I was stuck with Doug and John and Joe, who decided our group’s topic would be drugs. I was not given a vote; in fact, I never even got to touch the camera. The boys completed our assignment without ever having to leave Joe Sloan’s basement. They took photos of album covers.

That was our slide show on a social issue: drug-inspired album covers — “Tommy,” “Their Satanic Majesties Request,” (with that weird wavy plastic insert), and “Court of the Crimson King” — one slide clicking into focus after the other, with “Crystal Ship” by the Doors as the soundtrack. After the lights went back on, the two nice young men shook their heads, expressed their disappointment in our group, and told us we would not receive credit for the class. One of the teachers pulled me to the side later to ask, “Are you okay? Are those boys giving you drugs?” If only.
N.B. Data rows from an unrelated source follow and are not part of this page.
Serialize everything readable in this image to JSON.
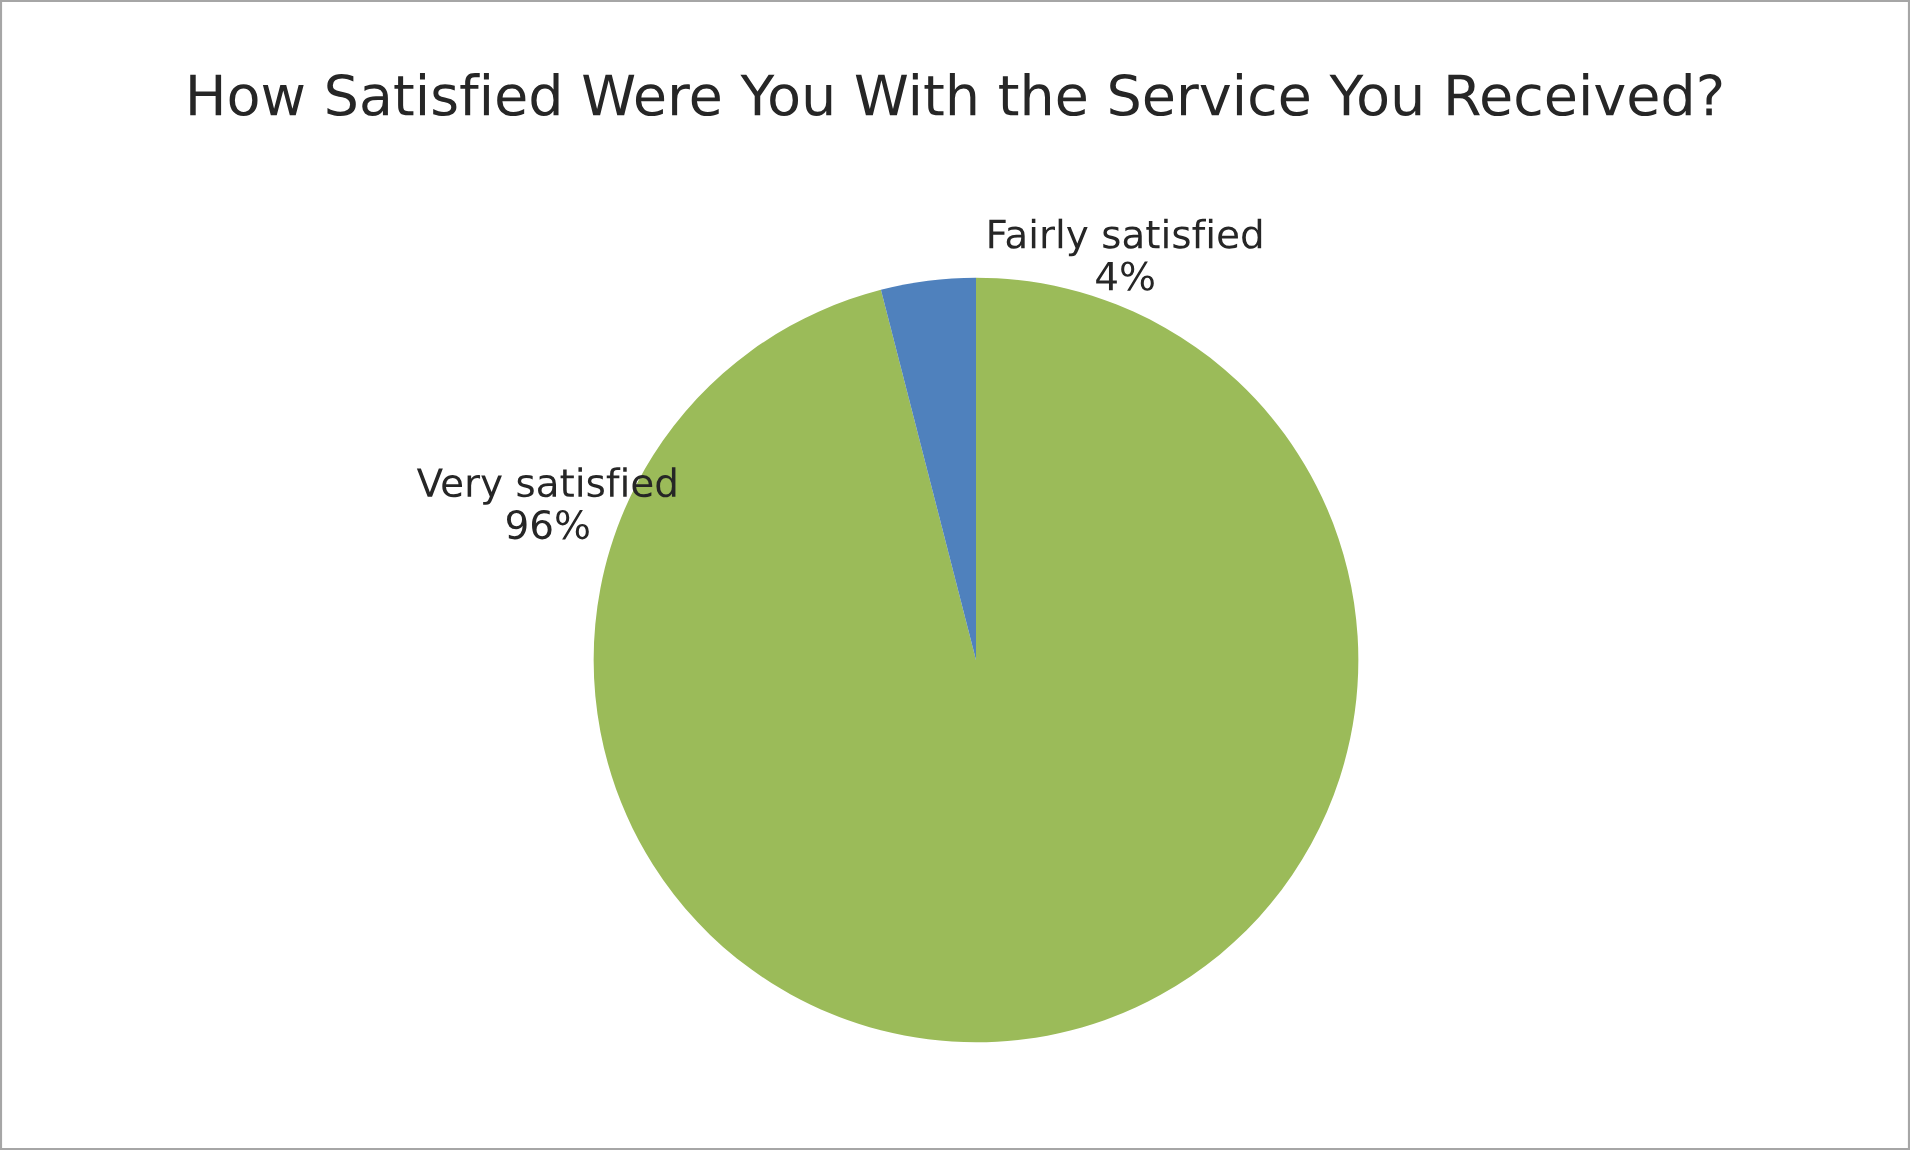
{
  "chart_data": {
    "type": "pie",
    "title": "How Satisfied Were You With the Service You Received?",
    "categories": [
      "Very satisfied",
      "Fairly satisfied"
    ],
    "values": [
      96,
      4
    ],
    "colors": [
      "#9bbb59",
      "#4f81bd"
    ],
    "value_labels": [
      "96%",
      "4%"
    ],
    "legend": false
  }
}
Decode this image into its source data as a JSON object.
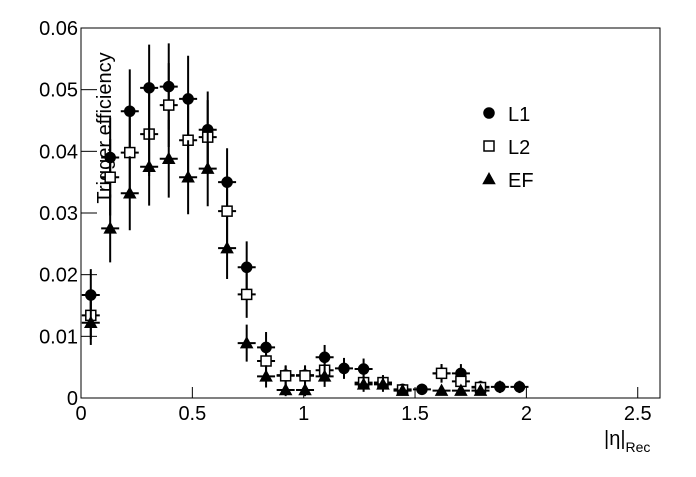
{
  "chart_data": {
    "type": "scatter",
    "y_label": "Trigger efficiency",
    "x_label": "|η|",
    "x_label_sub": "Rec",
    "xlim": [
      0,
      2.6
    ],
    "xticks": [
      0,
      0.5,
      1,
      1.5,
      2,
      2.5
    ],
    "ylim": [
      0,
      0.06
    ],
    "yticks": [
      0,
      0.01,
      0.02,
      0.03,
      0.04,
      0.05,
      0.06
    ],
    "legend_position": "upper right",
    "x": [
      0.044,
      0.131,
      0.219,
      0.306,
      0.394,
      0.481,
      0.569,
      0.656,
      0.744,
      0.831,
      0.919,
      1.006,
      1.094,
      1.181,
      1.269,
      1.356,
      1.444,
      1.531,
      1.619,
      1.706,
      1.794,
      1.881,
      1.969
    ],
    "series": [
      {
        "name": "L1",
        "color": "#000000",
        "marker": "circle",
        "values": [
          0.0167,
          0.039,
          0.0465,
          0.0503,
          0.0505,
          0.0485,
          0.0435,
          0.035,
          0.0212,
          0.0082,
          0.0037,
          0.0037,
          0.0066,
          0.0048,
          0.0047,
          0.0025,
          0.0014,
          0.0014,
          0.004,
          0.004,
          0.0018,
          0.0018,
          0.0018
        ],
        "errors": [
          0.0042,
          0.0065,
          0.0068,
          0.007,
          0.007,
          0.007,
          0.0062,
          0.0055,
          0.0042,
          0.0025,
          0.0016,
          0.0016,
          0.002,
          0.0017,
          0.0017,
          0.0012,
          0.0009,
          0.0009,
          0.0015,
          0.0015,
          0.001,
          0.001,
          0.001
        ]
      },
      {
        "name": "L2",
        "color": "#000000",
        "marker": "square-open",
        "values": [
          0.0134,
          0.0358,
          0.0398,
          0.0428,
          0.0475,
          0.0418,
          0.0423,
          0.0303,
          0.0168,
          0.006,
          0.0036,
          0.0036,
          0.0045,
          null,
          0.0025,
          0.0025,
          0.0013,
          null,
          0.004,
          0.0027,
          0.0017,
          null,
          null
        ],
        "errors": [
          0.0038,
          0.0062,
          0.0065,
          0.0068,
          0.0068,
          0.0065,
          0.006,
          0.0052,
          0.0038,
          0.0022,
          0.0016,
          0.0016,
          0.0018,
          null,
          0.0012,
          0.0012,
          0.0009,
          null,
          0.0015,
          0.0012,
          0.001,
          null,
          null
        ]
      },
      {
        "name": "EF",
        "color": "#000000",
        "marker": "triangle",
        "values": [
          0.0122,
          0.0275,
          0.0332,
          0.0375,
          0.0388,
          0.0358,
          0.0372,
          0.0243,
          0.0089,
          0.0035,
          0.0013,
          0.0013,
          0.0035,
          null,
          0.0022,
          0.0022,
          0.0012,
          null,
          0.0012,
          0.0012,
          0.0012,
          null,
          null
        ],
        "errors": [
          0.0036,
          0.0055,
          0.006,
          0.0063,
          0.0063,
          0.006,
          0.0061,
          0.005,
          0.003,
          0.0018,
          0.001,
          0.001,
          0.0017,
          null,
          0.0012,
          0.0012,
          0.0008,
          null,
          0.0008,
          0.0008,
          0.0008,
          null,
          null
        ]
      }
    ]
  }
}
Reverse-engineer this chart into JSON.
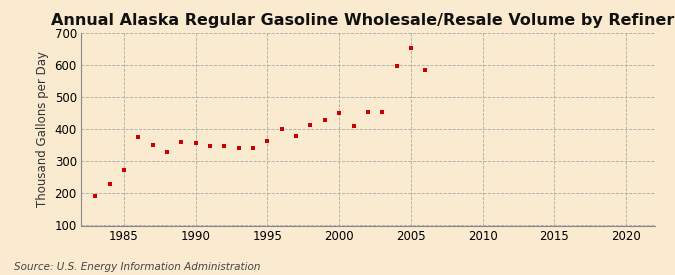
{
  "title": "Annual Alaska Regular Gasoline Wholesale/Resale Volume by Refiners",
  "ylabel": "Thousand Gallons per Day",
  "source": "Source: U.S. Energy Information Administration",
  "background_color": "#faebd0",
  "plot_bg_color": "#f5f0e8",
  "marker_color": "#cc0000",
  "years": [
    1983,
    1984,
    1985,
    1986,
    1987,
    1988,
    1989,
    1990,
    1991,
    1992,
    1993,
    1994,
    1995,
    1996,
    1997,
    1998,
    1999,
    2000,
    2001,
    2002,
    2003,
    2004,
    2005,
    2006
  ],
  "values": [
    193,
    228,
    272,
    375,
    352,
    328,
    360,
    358,
    347,
    347,
    343,
    343,
    363,
    402,
    380,
    412,
    428,
    452,
    411,
    455,
    455,
    598,
    652,
    585
  ],
  "xlim": [
    1982,
    2022
  ],
  "ylim": [
    100,
    700
  ],
  "yticks": [
    100,
    200,
    300,
    400,
    500,
    600,
    700
  ],
  "xticks": [
    1985,
    1990,
    1995,
    2000,
    2005,
    2010,
    2015,
    2020
  ],
  "grid_color": "#aaaaaa",
  "title_fontsize": 11.5,
  "label_fontsize": 8.5,
  "tick_fontsize": 8.5,
  "source_fontsize": 7.5
}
My mother was also taking a class that summer at the university, having decided to resume her college education, which had been interrupted by my conception and birth. Three afternoons a week I had the ultimate teenage luxury: a parentless house. All my girlfriends who were off work came over to sit around the kitchen table, fog up the breakfast nook with cigarette smoke, and make plans for that night (“We’ll meet at the London Inn”). If my sisters were also out of the house, I’d be with Doug on the living room couch, him splayed on top of me, tentacled like an octopus, hands everywhere, oily-faced and hot-breathed.

Why didn’t I just break up with him? Why did I allow him to maul my tiny bosoms when it gave me no pleasure at all? Why did I give in to Doug’s pleas to “Just touch it, just put your fingers on it?” so he could have the spurt of pleasure while all I got was a sticky hand?

I kept hoping that somehow Doug would magically disappear and Joe Sloan would finally realize that we were meant for each other. Or that someone would say, “Here, Gay, here’s a tab of acid,” and make my time with Doug more interesting.

What I got was Doug’s needy grindings of his crotch on my hip bones, his crappy kissing, and his claim of  “I love you,” supposedly the magic words that would make it okay to have sex with him. All of which wore me down and wore me down until I finally succumbed on July 20.

Joe Sloan and John Bean were busy in Joe’s basement. Joe had just received a mail order kit to make fireworks, and he and John, pupils the size of pinholes, were cackling uncontrollably as they spilled gunpowder about a small work room. I don’t know if they were making bottle rockets or M-80s; I did know that I did not want to be around in case someone lit a cigarette. So when Doug stuck his tongue in my ear and drew me away up the stairs, I did not object. We crept up the back stairs to a long forgotten room, maybe a former maid’s quarter, with a small window angled under a gable, a single mattress, and a black and white TV on a dresser.

Doug, true to his upbringing, could not resist turning on the television.

“Look!” I cried. “It’s the moon landing!” Doug looked and then fell on top of me, yanking away my tee shirt and shorts. Oh the hell with it, I thought, let’s just get this over. Doug thrust his way inside me while I pretended it didn’t hurt. I turned my head towards the TV and watched Neil Armstrong take his first step on the moon while I said goodbye to my virginity. One small but necessary step for womankind.

Buzz Aldin on the moon with the U.S. flag
Moon landing. (NASA)

For years I had been dying to have sex; I expected the transcendent experience described in my favorite dirty books, not one where my most vivid memory is of an astronaut. Years later, I still felt queasy every time I saw MTV’s logo of a man planting the flag on the moon.

There was no rubber; Doug had never offered to get one, and I had no idea of how to bring up the subject. I took the idea that I could get pregnant from this awkward coupling and stuck in somewhere in my brain where I wouldn’t see it.

When it was finally over, Doug looked at his watch, but not to time his performance. “I have to get to work,” he said, and pulled on his pants. I did not look back to see what bodily fluids we had left on that lonely bed. Doug drove me home, and I called Wendi Carlson and complained. She assured me that every girl’s first time was awful, and that even though I was sore and still finding drops of blood in my panties, if I wanted to eventually enjoy it, I should keep on having sex with Doug.